Passing references apart, the most worrying feature of the current election campaign has been the lack of popular or systemic outrage against the way Narendra Modi and the Bharatiya Janata Party (BJP) have succeeded in normalising the use of religion and communal hate as their chief electoral strategy.
Indeed, the list of epithets and items – mangalsutras, buffaloes, cricket, government tenders – deployed to obtain the grossest denominational polarisation is getting to be endless, with next to no pushback either from the fourth estate or the catchment of experts who routinely populate prime time shows, with honourable exceptions, it must be said.
Mentions are made but then the “debates” go on after academic observations about how canny Modi’s tactics are, and how all is fair in electoral battles, as among corporate wars. That the electoral contest is indeed projected as war is evidenced by the sort of terms the vernacular media unfailingly applies to a description of campaign episodes; phrases like “hunkar,” “shankh naad,” “vaar/palat vaar,” “hamla,” to underscore a few, cast the democratic contest as a battle reminiscent of the Mahabharata.
From disgraceful scare-mongering about how non-BJP parties, with the Congress always the chief culprit in Modi’s anxious mind, mean to “turn Hindus into second class citizens,” steal “reservations” from the Schedule Castes, Schedule Tribes, and Other Backward Classes and hand them over to Muslims, even steal all the gold from Hindu women to pass on to Muslims, to continuous projections of the Ram temple and fake propaganda about how the Congress will embrace Pakistan etc, Modi has insistently used the majoritarian card to counter his failures on livelihood issues, and his falling ratings among the masses.
One look at the five guarantees he has promised to the people of West Bengal, and it is again clear as daylight that his chief tool for electoral success continues to be religion.
Guarantee number three promises that there will be no hurdles tolerated to the celebration of Ram Navmi; number four vows that no one will be allowed to alter the status of the Ram temple at Ayodhya—as brazenly a cooked-up fear as can be; and number five refers to the Citizenship (Amendment) Act which for the first time in our post-independence, constitutional history, makes religion a criterion for grant of citizenship).
None of the above, the Election Commission would have us believe, amounts to a violation of the constitutional injunction or the provisions of the People’s Representation Act which forbid discriminating among citizens on denominational grounds or using religion to appeal for votes.
Cutely, his guarantee number one – namely, that religion cannot be a basis for granting reservations – seems to Modi the only constitutional caution against the use of religion in matters of state function.
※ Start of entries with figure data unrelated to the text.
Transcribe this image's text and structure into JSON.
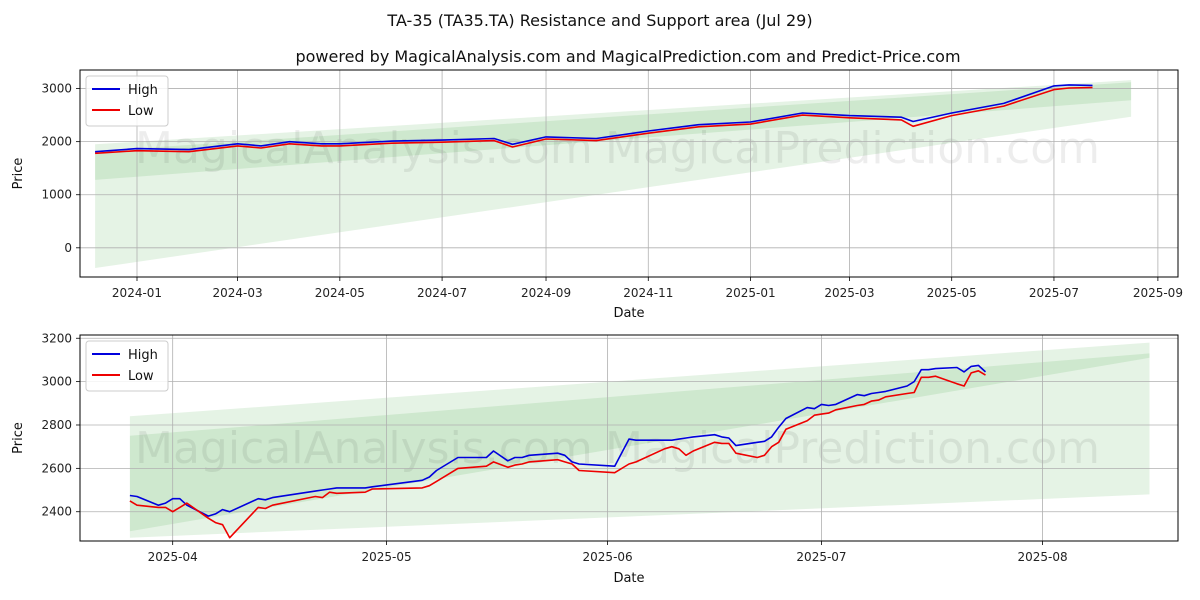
{
  "title": "TA-35 (TA35.TA) Resistance and Support area (Jul 29)",
  "subtitle": "powered by MagicalAnalysis.com and MagicalPrediction.com and Predict-Price.com",
  "watermarks": [
    "MagicalAnalysis.com",
    "MagicalPrediction.com"
  ],
  "colors": {
    "high": "#0000dd",
    "low": "#ee0000",
    "band": "#2ca02c",
    "grid": "#b0b0b0"
  },
  "chart_data": [
    {
      "type": "line",
      "xlabel": "Date",
      "ylabel": "Price",
      "grid": true,
      "legend": "top-left",
      "xlim": [
        "2023-11-28",
        "2025-09-13"
      ],
      "ylim": [
        -550,
        3350
      ],
      "x_ticks": [
        "2024-01-01",
        "2024-03-01",
        "2024-05-01",
        "2024-07-01",
        "2024-09-01",
        "2024-11-01",
        "2025-01-01",
        "2025-03-01",
        "2025-05-01",
        "2025-07-01",
        "2025-09-01"
      ],
      "x_tick_labels": [
        "2024-01",
        "2024-03",
        "2024-05",
        "2024-07",
        "2024-09",
        "2024-11",
        "2025-01",
        "2025-03",
        "2025-05",
        "2025-07",
        "2025-09"
      ],
      "y_ticks": [
        0,
        1000,
        2000,
        3000
      ],
      "y_tick_labels": [
        "0",
        "1000",
        "2000",
        "3000"
      ],
      "bands": [
        {
          "x": [
            "2023-12-07",
            "2025-08-16"
          ],
          "upper": [
            1950,
            3160
          ],
          "lower": [
            -380,
            2470
          ]
        },
        {
          "x": [
            "2023-12-07",
            "2025-08-16"
          ],
          "upper": [
            1820,
            3120
          ],
          "lower": [
            1280,
            2780
          ]
        }
      ],
      "series": [
        {
          "name": "High",
          "x": [
            "2023-12-07",
            "2024-01-01",
            "2024-02-01",
            "2024-03-01",
            "2024-03-15",
            "2024-04-01",
            "2024-04-20",
            "2024-05-01",
            "2024-06-01",
            "2024-07-01",
            "2024-08-01",
            "2024-08-12",
            "2024-09-01",
            "2024-10-01",
            "2024-11-01",
            "2024-12-01",
            "2025-01-01",
            "2025-02-01",
            "2025-03-01",
            "2025-04-01",
            "2025-04-08",
            "2025-05-01",
            "2025-06-01",
            "2025-07-01",
            "2025-07-10",
            "2025-07-24"
          ],
          "y": [
            1810,
            1870,
            1850,
            1960,
            1920,
            2000,
            1960,
            1960,
            2010,
            2030,
            2060,
            1950,
            2090,
            2060,
            2200,
            2320,
            2370,
            2540,
            2490,
            2460,
            2380,
            2540,
            2720,
            3050,
            3070,
            3060
          ]
        },
        {
          "name": "Low",
          "x": [
            "2023-12-07",
            "2024-01-01",
            "2024-02-01",
            "2024-03-01",
            "2024-03-15",
            "2024-04-01",
            "2024-04-20",
            "2024-05-01",
            "2024-06-01",
            "2024-07-01",
            "2024-08-01",
            "2024-08-12",
            "2024-09-01",
            "2024-10-01",
            "2024-11-01",
            "2024-12-01",
            "2025-01-01",
            "2025-02-01",
            "2025-03-01",
            "2025-04-01",
            "2025-04-08",
            "2025-05-01",
            "2025-06-01",
            "2025-07-01",
            "2025-07-10",
            "2025-07-24"
          ],
          "y": [
            1780,
            1830,
            1810,
            1920,
            1880,
            1960,
            1920,
            1920,
            1970,
            1990,
            2020,
            1900,
            2050,
            2020,
            2160,
            2280,
            2330,
            2500,
            2450,
            2410,
            2290,
            2490,
            2670,
            2980,
            3010,
            3020
          ]
        }
      ]
    },
    {
      "type": "line",
      "xlabel": "Date",
      "ylabel": "Price",
      "grid": true,
      "legend": "top-left",
      "xlim": [
        "2025-03-19",
        "2025-08-20"
      ],
      "ylim": [
        2265,
        3215
      ],
      "x_ticks": [
        "2025-04-01",
        "2025-05-01",
        "2025-06-01",
        "2025-07-01",
        "2025-08-01"
      ],
      "x_tick_labels": [
        "2025-04",
        "2025-05",
        "2025-06",
        "2025-07",
        "2025-08"
      ],
      "y_ticks": [
        2400,
        2600,
        2800,
        3000,
        3200
      ],
      "y_tick_labels": [
        "2400",
        "2600",
        "2800",
        "3000",
        "3200"
      ],
      "bands": [
        {
          "x": [
            "2025-03-26",
            "2025-08-16"
          ],
          "upper": [
            2840,
            3180
          ],
          "lower": [
            2280,
            2480
          ]
        },
        {
          "x": [
            "2025-03-26",
            "2025-08-16"
          ],
          "upper": [
            2750,
            3130
          ],
          "lower": [
            2310,
            3110
          ]
        }
      ],
      "series": [
        {
          "name": "High",
          "x": [
            "2025-03-26",
            "2025-03-27",
            "2025-03-30",
            "2025-03-31",
            "2025-04-01",
            "2025-04-02",
            "2025-04-03",
            "2025-04-06",
            "2025-04-07",
            "2025-04-08",
            "2025-04-09",
            "2025-04-13",
            "2025-04-14",
            "2025-04-15",
            "2025-04-21",
            "2025-04-22",
            "2025-04-23",
            "2025-04-24",
            "2025-04-28",
            "2025-04-29",
            "2025-05-06",
            "2025-05-07",
            "2025-05-08",
            "2025-05-11",
            "2025-05-15",
            "2025-05-16",
            "2025-05-18",
            "2025-05-19",
            "2025-05-20",
            "2025-05-21",
            "2025-05-25",
            "2025-05-26",
            "2025-05-27",
            "2025-05-28",
            "2025-06-02",
            "2025-06-04",
            "2025-06-05",
            "2025-06-09",
            "2025-06-10",
            "2025-06-11",
            "2025-06-12",
            "2025-06-13",
            "2025-06-16",
            "2025-06-17",
            "2025-06-18",
            "2025-06-19",
            "2025-06-22",
            "2025-06-23",
            "2025-06-24",
            "2025-06-25",
            "2025-06-26",
            "2025-06-29",
            "2025-06-30",
            "2025-07-01",
            "2025-07-02",
            "2025-07-03",
            "2025-07-06",
            "2025-07-07",
            "2025-07-08",
            "2025-07-09",
            "2025-07-10",
            "2025-07-13",
            "2025-07-14",
            "2025-07-15",
            "2025-07-16",
            "2025-07-17",
            "2025-07-20",
            "2025-07-21",
            "2025-07-22",
            "2025-07-23",
            "2025-07-24"
          ],
          "y": [
            2475,
            2470,
            2430,
            2440,
            2460,
            2460,
            2430,
            2380,
            2390,
            2410,
            2400,
            2460,
            2455,
            2465,
            2495,
            2500,
            2505,
            2510,
            2510,
            2515,
            2545,
            2560,
            2590,
            2650,
            2650,
            2680,
            2635,
            2650,
            2650,
            2660,
            2670,
            2660,
            2630,
            2620,
            2610,
            2735,
            2730,
            2730,
            2730,
            2735,
            2740,
            2745,
            2755,
            2745,
            2740,
            2705,
            2720,
            2725,
            2745,
            2790,
            2830,
            2880,
            2875,
            2895,
            2890,
            2895,
            2940,
            2935,
            2945,
            2950,
            2955,
            2980,
            3000,
            3055,
            3055,
            3060,
            3065,
            3045,
            3070,
            3075,
            3045
          ]
        },
        {
          "name": "Low",
          "x": [
            "2025-03-26",
            "2025-03-27",
            "2025-03-30",
            "2025-03-31",
            "2025-04-01",
            "2025-04-02",
            "2025-04-03",
            "2025-04-06",
            "2025-04-07",
            "2025-04-08",
            "2025-04-09",
            "2025-04-13",
            "2025-04-14",
            "2025-04-15",
            "2025-04-21",
            "2025-04-22",
            "2025-04-23",
            "2025-04-24",
            "2025-04-28",
            "2025-04-29",
            "2025-05-06",
            "2025-05-07",
            "2025-05-08",
            "2025-05-11",
            "2025-05-15",
            "2025-05-16",
            "2025-05-18",
            "2025-05-19",
            "2025-05-20",
            "2025-05-21",
            "2025-05-25",
            "2025-05-26",
            "2025-05-27",
            "2025-05-28",
            "2025-06-02",
            "2025-06-04",
            "2025-06-05",
            "2025-06-09",
            "2025-06-10",
            "2025-06-11",
            "2025-06-12",
            "2025-06-13",
            "2025-06-16",
            "2025-06-17",
            "2025-06-18",
            "2025-06-19",
            "2025-06-22",
            "2025-06-23",
            "2025-06-24",
            "2025-06-25",
            "2025-06-26",
            "2025-06-29",
            "2025-06-30",
            "2025-07-01",
            "2025-07-02",
            "2025-07-03",
            "2025-07-06",
            "2025-07-07",
            "2025-07-08",
            "2025-07-09",
            "2025-07-10",
            "2025-07-13",
            "2025-07-14",
            "2025-07-15",
            "2025-07-16",
            "2025-07-17",
            "2025-07-20",
            "2025-07-21",
            "2025-07-22",
            "2025-07-23",
            "2025-07-24"
          ],
          "y": [
            2450,
            2430,
            2420,
            2420,
            2400,
            2420,
            2440,
            2370,
            2350,
            2340,
            2280,
            2420,
            2415,
            2430,
            2470,
            2465,
            2490,
            2485,
            2490,
            2505,
            2510,
            2520,
            2540,
            2600,
            2610,
            2630,
            2605,
            2615,
            2620,
            2630,
            2640,
            2630,
            2620,
            2590,
            2580,
            2620,
            2630,
            2690,
            2700,
            2690,
            2660,
            2680,
            2720,
            2715,
            2715,
            2670,
            2650,
            2660,
            2700,
            2720,
            2780,
            2820,
            2845,
            2850,
            2855,
            2870,
            2890,
            2895,
            2910,
            2915,
            2930,
            2945,
            2950,
            3020,
            3020,
            3025,
            2990,
            2980,
            3040,
            3050,
            3030
          ]
        }
      ]
    }
  ]
}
Accusing the opposition of being Muslim-friendly, he has no problem with making a no-holds-barred Hindu (read: upper caste Hindu) friendly frenzy as his chief campaign gambit.
Modi’s success lies in the fact that both the media and the elites seem to think that being pro-Hindu is not a religious phenomenon, but a nationalist one—an eventuality that Jawaharlal Nehru had cautioned us against when he predicted how the communalism of the minority will be referred to as communalism, but that of the majority as nationalism.
It is the best-known secret that the one word, most of all among many others, in the constitution that the right-wing wish to eject is the word “secular” in the Preamble. And yet we are to believe that it is not Modi who has been pressing religion into political service with undiminished resolve and fury but the opposition which has been doing so.
This against the starkly demonstrable fact that the electoral campaign of the INDIA alliance has unrelentingly centred on non-religious, livelihood concerns of all citizens.
Many who may well be helpless in countering in any large-scale measure the make-over of the republic, ought at least not to descend to hypocrisy, but remain sentient about the fate that seems to be overtaking the nation.